Consider, for example, her raised, centerline helm. Although the 350 looks like an express cruiser, her helm was only about three feet lower than those on the flying-bridge models next to my test boat. Consequently, sightlines were excellent all around, and considering I stand just a little more than five feet tall, that’s saying a lot. Another quirk is the helm seat, which is plenty big for one adult but not big enough for two to sit comfortably. There’s a sunpad to starboard of that (and another, ten-foot-long one on the bow), but accessing it is not easy, as it’s the same height as the helm station; thus, either you have to hop up a few feet from the cockpit sole, or the captain has to vacate his/her seat at the helm to allow you to pass through.
In any case, there are plenty of other places for family and friends to sit and enjoy being on the water.
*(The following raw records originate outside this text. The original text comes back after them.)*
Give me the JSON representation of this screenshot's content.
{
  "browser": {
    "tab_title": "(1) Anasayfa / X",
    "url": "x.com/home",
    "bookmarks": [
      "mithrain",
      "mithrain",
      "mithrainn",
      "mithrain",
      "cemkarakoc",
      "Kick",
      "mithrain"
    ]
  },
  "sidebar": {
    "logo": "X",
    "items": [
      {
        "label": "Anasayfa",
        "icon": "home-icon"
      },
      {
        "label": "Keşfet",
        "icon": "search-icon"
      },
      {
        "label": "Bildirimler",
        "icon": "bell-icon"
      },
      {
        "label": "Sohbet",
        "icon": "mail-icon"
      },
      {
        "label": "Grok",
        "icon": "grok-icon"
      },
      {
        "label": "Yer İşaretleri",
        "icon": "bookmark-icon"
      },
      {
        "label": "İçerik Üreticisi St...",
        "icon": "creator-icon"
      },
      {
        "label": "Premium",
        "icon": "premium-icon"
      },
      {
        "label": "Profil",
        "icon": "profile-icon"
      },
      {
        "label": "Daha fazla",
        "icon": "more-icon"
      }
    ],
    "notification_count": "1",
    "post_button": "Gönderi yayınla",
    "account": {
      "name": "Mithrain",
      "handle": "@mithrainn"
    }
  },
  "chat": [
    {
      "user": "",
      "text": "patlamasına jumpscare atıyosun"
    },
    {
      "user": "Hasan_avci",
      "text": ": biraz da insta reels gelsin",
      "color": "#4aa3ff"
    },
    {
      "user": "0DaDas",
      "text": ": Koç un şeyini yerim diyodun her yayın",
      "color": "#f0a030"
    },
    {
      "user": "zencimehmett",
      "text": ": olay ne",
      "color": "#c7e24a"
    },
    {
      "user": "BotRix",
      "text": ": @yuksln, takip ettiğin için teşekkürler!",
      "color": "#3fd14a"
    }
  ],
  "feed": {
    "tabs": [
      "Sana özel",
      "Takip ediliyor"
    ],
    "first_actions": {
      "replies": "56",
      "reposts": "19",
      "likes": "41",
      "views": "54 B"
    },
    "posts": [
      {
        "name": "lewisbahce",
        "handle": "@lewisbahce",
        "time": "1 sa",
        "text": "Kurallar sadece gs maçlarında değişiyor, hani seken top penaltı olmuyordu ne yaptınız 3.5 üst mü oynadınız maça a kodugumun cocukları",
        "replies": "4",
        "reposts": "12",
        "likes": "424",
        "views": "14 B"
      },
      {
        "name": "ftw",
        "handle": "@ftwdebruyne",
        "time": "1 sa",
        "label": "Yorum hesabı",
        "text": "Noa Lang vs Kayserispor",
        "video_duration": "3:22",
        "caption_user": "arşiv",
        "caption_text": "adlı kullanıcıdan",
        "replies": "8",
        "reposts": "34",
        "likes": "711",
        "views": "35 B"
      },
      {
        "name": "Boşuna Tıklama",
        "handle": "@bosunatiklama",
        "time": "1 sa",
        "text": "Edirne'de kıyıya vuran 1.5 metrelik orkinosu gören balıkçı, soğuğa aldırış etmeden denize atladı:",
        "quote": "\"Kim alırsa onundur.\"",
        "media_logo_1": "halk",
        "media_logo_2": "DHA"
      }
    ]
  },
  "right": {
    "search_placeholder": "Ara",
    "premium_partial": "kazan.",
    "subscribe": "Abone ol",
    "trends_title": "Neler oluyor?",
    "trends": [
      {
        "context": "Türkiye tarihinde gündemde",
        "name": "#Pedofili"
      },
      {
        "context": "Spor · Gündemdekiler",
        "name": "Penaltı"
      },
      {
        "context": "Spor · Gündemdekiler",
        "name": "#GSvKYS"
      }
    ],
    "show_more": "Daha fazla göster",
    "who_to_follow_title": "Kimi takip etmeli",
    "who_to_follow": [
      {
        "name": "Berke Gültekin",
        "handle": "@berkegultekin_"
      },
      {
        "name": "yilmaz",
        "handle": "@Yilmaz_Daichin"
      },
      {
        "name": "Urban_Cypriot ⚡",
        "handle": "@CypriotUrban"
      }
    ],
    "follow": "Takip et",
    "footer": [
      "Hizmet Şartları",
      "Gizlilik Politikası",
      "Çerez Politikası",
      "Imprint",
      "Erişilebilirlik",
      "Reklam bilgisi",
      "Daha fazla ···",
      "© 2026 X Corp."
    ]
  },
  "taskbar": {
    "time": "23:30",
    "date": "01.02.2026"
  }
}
In the cockpit there’s an unusual circular seating area (with removable table) that can seat at least six comfortably. It’d be a great place to enjoy lunch or cocktails while at anchor or dockside. But all that seating space does have its price; there were five people onboard on test day, and it was a little tight passing each other, particularly between the helm area and cockpit seating area and when heading below decks. Birchwood tells me it plans to reduce the size of the circular seat by about 15 inches to ease this problem. In the cockpit there’s also a wet bar and a teak swim platform with built-in ladder and room for a tender. It’s accessible via an 18-inch-wide transom door, which although secured by a stainless steel latch, popped open in the rough seas.
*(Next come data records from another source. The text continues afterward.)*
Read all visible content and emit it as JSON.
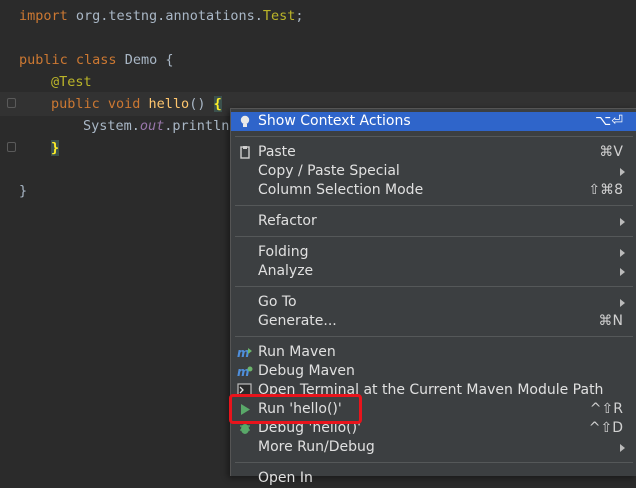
{
  "editor": {
    "lines": {
      "l1": {
        "kw": "import",
        "pkg": " org.testng.annotations.",
        "ann": "Test",
        "end": ";"
      },
      "l3": {
        "kw1": "public",
        "kw2": " class",
        "name": " Demo {"
      },
      "l4": {
        "ann": "@Test"
      },
      "l5": {
        "kw1": "public",
        "kw2": " void",
        "fn": " hello",
        "params": "() ",
        "brace": "{"
      },
      "l6": {
        "pre": "System.",
        "field": "out",
        "post": ".println("
      },
      "l7": {
        "brace": "}"
      },
      "l9": {
        "brace": "}"
      }
    }
  },
  "menu": {
    "show_context_actions": {
      "label": "Show Context Actions",
      "shortcut": "⌥⏎",
      "icon": "bulb-icon"
    },
    "paste": {
      "label": "Paste",
      "shortcut": "⌘V",
      "icon": "clipboard-icon"
    },
    "copy_paste_special": {
      "label": "Copy / Paste Special"
    },
    "column_selection_mode": {
      "label": "Column Selection Mode",
      "shortcut": "⇧⌘8"
    },
    "refactor": {
      "label": "Refactor"
    },
    "folding": {
      "label": "Folding"
    },
    "analyze": {
      "label": "Analyze"
    },
    "go_to": {
      "label": "Go To"
    },
    "generate": {
      "label": "Generate...",
      "shortcut": "⌘N"
    },
    "run_maven": {
      "label": "Run Maven",
      "icon": "maven-icon"
    },
    "debug_maven": {
      "label": "Debug Maven",
      "icon": "maven-debug-icon"
    },
    "open_terminal": {
      "label": "Open Terminal at the Current Maven Module Path",
      "icon": "terminal-icon"
    },
    "run_hello": {
      "label": "Run 'hello()'",
      "shortcut": "^⇧R",
      "icon": "run-icon"
    },
    "debug_hello": {
      "label": "Debug 'hello()'",
      "shortcut": "^⇧D",
      "icon": "debug-icon"
    },
    "more_run_debug": {
      "label": "More Run/Debug"
    },
    "open_in": {
      "label": "Open In"
    }
  },
  "colors": {
    "selection": "#2f65ca",
    "highlight_box": "#e8141c",
    "menu_bg": "#3c3f41",
    "editor_bg": "#2b2b2b"
  }
}
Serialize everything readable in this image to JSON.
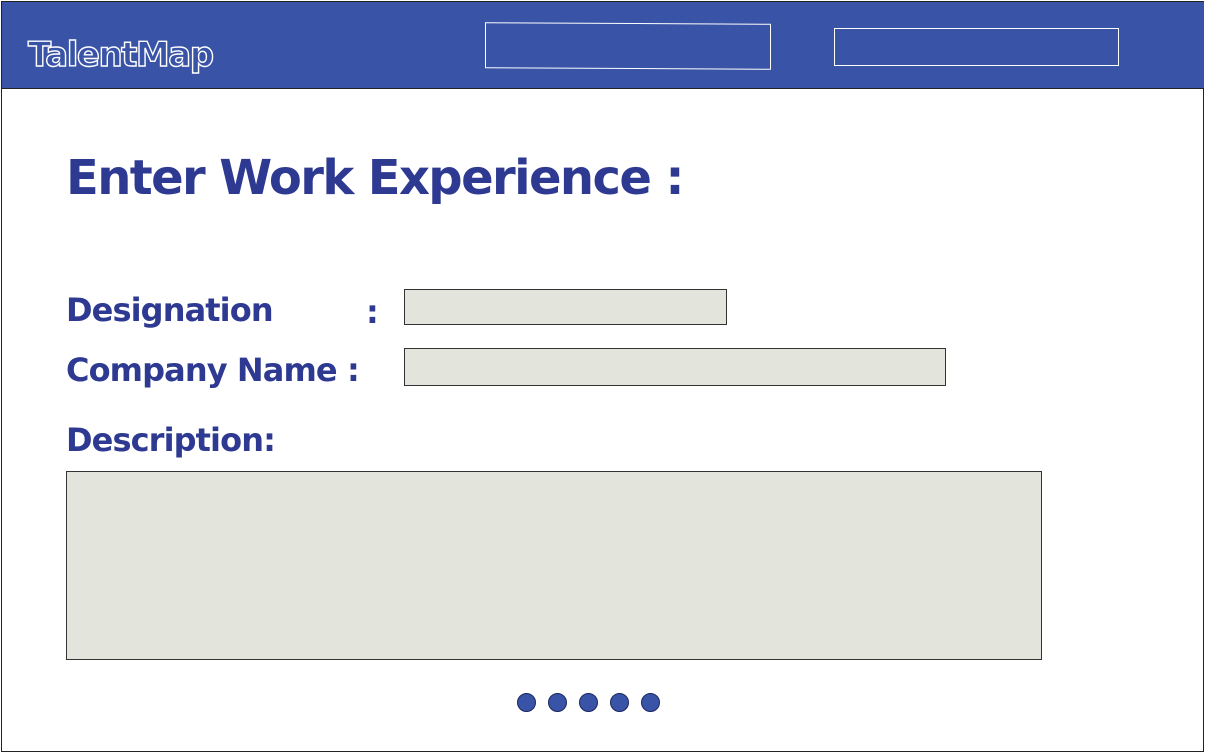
{
  "header": {
    "logo_text": "TalentMap",
    "background_color": "#3953a6",
    "nav_boxes": [
      "",
      ""
    ]
  },
  "form": {
    "title": "Enter Work Experience :",
    "designation_label": "Designation",
    "designation_colon": ":",
    "designation_value": "",
    "company_label": "Company Name :",
    "company_value": "",
    "description_label": "Description:",
    "description_value": "",
    "field_color": "#e3e4dc",
    "text_color": "#2e3a91"
  },
  "pagination": {
    "dot_count": 5,
    "dot_color": "#3953a6"
  }
}
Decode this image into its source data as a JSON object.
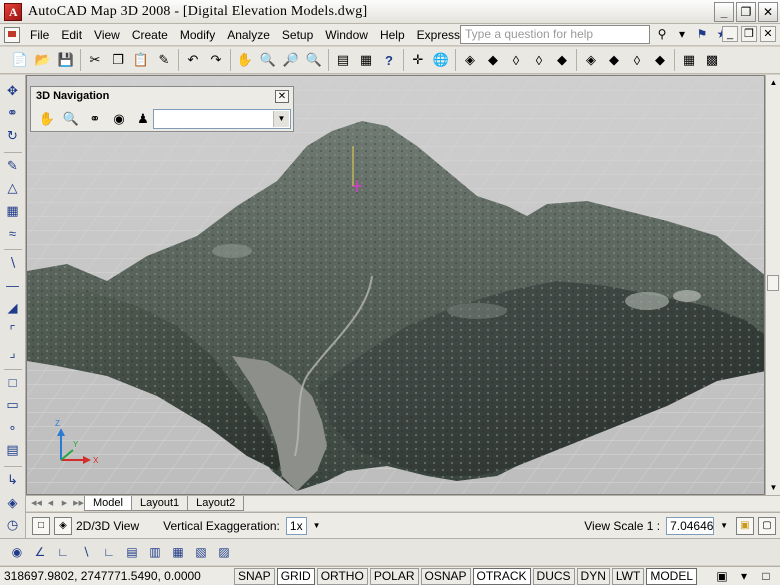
{
  "window": {
    "title": "AutoCAD Map 3D 2008 - [Digital Elevation Models.dwg]",
    "controls": [
      "_",
      "❐",
      "✕"
    ]
  },
  "menu": {
    "items": [
      "File",
      "Edit",
      "View",
      "Create",
      "Modify",
      "Analyze",
      "Setup",
      "Window",
      "Help",
      "Express"
    ],
    "help_placeholder": "Type a question for help"
  },
  "nav_panel": {
    "title": "3D Navigation",
    "close": "✕"
  },
  "layout_tabs": [
    "Model",
    "Layout1",
    "Layout2"
  ],
  "view_bar": {
    "view_mode": "2D/3D View",
    "vertical_exaggeration_label": "Vertical Exaggeration:",
    "vertical_exaggeration_value": "1x",
    "view_scale_label": "View Scale 1 :",
    "view_scale_value": "7.04646"
  },
  "status": {
    "coordinates": "318697.9802, 2747771.5490, 0.0000",
    "toggles": [
      {
        "label": "SNAP",
        "on": false
      },
      {
        "label": "GRID",
        "on": true
      },
      {
        "label": "ORTHO",
        "on": false
      },
      {
        "label": "POLAR",
        "on": false
      },
      {
        "label": "OSNAP",
        "on": false
      },
      {
        "label": "OTRACK",
        "on": true
      },
      {
        "label": "DUCS",
        "on": false
      },
      {
        "label": "DYN",
        "on": false
      },
      {
        "label": "LWT",
        "on": false
      },
      {
        "label": "MODEL",
        "on": true
      }
    ]
  },
  "ucs": {
    "x": "X",
    "y": "Y",
    "z": "Z"
  },
  "colors": {
    "viewport_bg": "#c6c6c6",
    "terrain_dark": "#3b4640",
    "river": "#8f8f8a"
  }
}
Below decks, things are even more unusual. My test boat, measuring nearly 37 feet LOA, featured just one stateroom where most bridge boats in this size range would have two and occasionally three. The stateroom itself is more in keeping with staterooms I’ve seen on boats in the 40-foot size range. It features a walkaround queen island berth, 6’2” headroom, a hanging locker, plus a vanity. It’s a good size for a mid-30s boat. But, more importantly, this nontraditional layout, combined with the 11’4” beam, allows for a roomy saloon featuring a U-shape dinette to starboard that converts to a double berth and an L-shape seating area to port; both areas are flanked by overhead windows and ports (four in total) that flood the saloon with light. This layout pushes the galley all the way aft and to port of the cockpit stairs. It’s an uncommon location, but it works, as it allows for the extra seating space in the saloon, handy if you enjoy entertaining aboard. (Another version gives owners the option to lose the L-shape seating area and move the galley there in favor of gaining a second stateroom with twin bunks, for kids.)
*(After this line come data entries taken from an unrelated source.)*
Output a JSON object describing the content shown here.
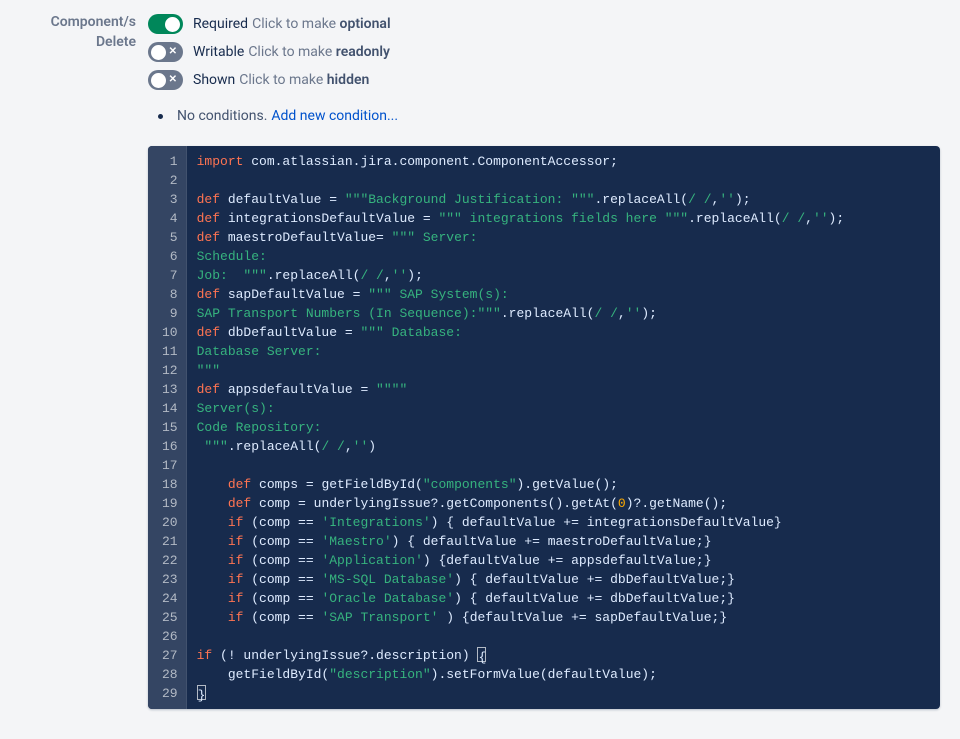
{
  "field_labels": {
    "line1": "Component/s",
    "line2": "Delete"
  },
  "toggles": {
    "required": {
      "label": "Required",
      "hint_prefix": "Click to make ",
      "hint_bold": "optional"
    },
    "writable": {
      "label": "Writable",
      "hint_prefix": "Click to make ",
      "hint_bold": "readonly"
    },
    "shown": {
      "label": "Shown",
      "hint_prefix": "Click to make ",
      "hint_bold": "hidden"
    }
  },
  "conditions": {
    "text": "No conditions.",
    "link": "Add new condition..."
  },
  "code": {
    "lines": [
      "import com.atlassian.jira.component.ComponentAccessor;",
      "",
      "def defaultValue = \"\"\"Background Justification: \"\"\".replaceAll(/ /,'');",
      "def integrationsDefaultValue = \"\"\" integrations fields here \"\"\".replaceAll(/ /,'');",
      "def maestroDefaultValue= \"\"\" Server:",
      "Schedule:",
      "Job:  \"\"\".replaceAll(/ /,'');",
      "def sapDefaultValue = \"\"\" SAP System(s):",
      "SAP Transport Numbers (In Sequence):\"\"\".replaceAll(/ /,'');",
      "def dbDefaultValue = \"\"\" Database:",
      "Database Server:",
      "\"\"\"",
      "def appsdefaultValue = \"\"\"\"",
      "Server(s):",
      "Code Repository:",
      " \"\"\".replaceAll(/ /,'')",
      "",
      "    def comps = getFieldById(\"components\").getValue();",
      "    def comp = underlyingIssue?.getComponents().getAt(0)?.getName();",
      "    if (comp == 'Integrations') { defaultValue += integrationsDefaultValue}",
      "    if (comp == 'Maestro') { defaultValue += maestroDefaultValue;}",
      "    if (comp == 'Application') {defaultValue += appsdefaultValue;}",
      "    if (comp == 'MS-SQL Database') { defaultValue += dbDefaultValue;}",
      "    if (comp == 'Oracle Database') { defaultValue += dbDefaultValue;}",
      "    if (comp == 'SAP Transport' ) {defaultValue += sapDefaultValue;}",
      "",
      "if (! underlyingIssue?.description) {",
      "    getFieldById(\"description\").setFormValue(defaultValue);",
      "}"
    ]
  }
}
The galley is U-shape, features a porthole above the cherry cabinets, and has a clever hatch for ventilation that unfortunately opens into the cockpit, so it could result in bruised shins if you’re not careful. Headroom in the galley, saloon, and the head is superb--in excess of six feet and close to seven feet in some areas. In fact, the only place I could find where headroom was lacking--even for me--was in her engine space (accessible via the cockpit sole), which is definitely a crawl space. All routine service points are easily accessible, but if you needed to tend to anything located on the outboard side of the engines, you’d have a difficult time.
There was nothing quirky about the 350’s performance. She shined on the flat-calm water of Long Island Sound when I went back for round two of the test the following week. Powered by twin 285-hp Volvo Penta diesel stern drives, our test boat managed an average top speed of 41.4 mph. She also handled the figure-eight and 180-degree turns smoothly and with nary a drop in speed. Time to WOT was quick (less than 40 seconds), as was time to plane, and sound levels were reasonable, even without the canvas: just 81 dB-A at WOT (65 is normal conversation).
With generous seating, amenities, speed, and handling, the Birchwood 350 is sure to be a cruisers’ delight. She’s not your average 35-foot express cruiser, but her quirky elements make her a good choice as a weekender or day boat for a couple, or a couple that occasionally cruises with friends or small children. And while she may be a newcomer, her unusual design makes her a good bet to succeed.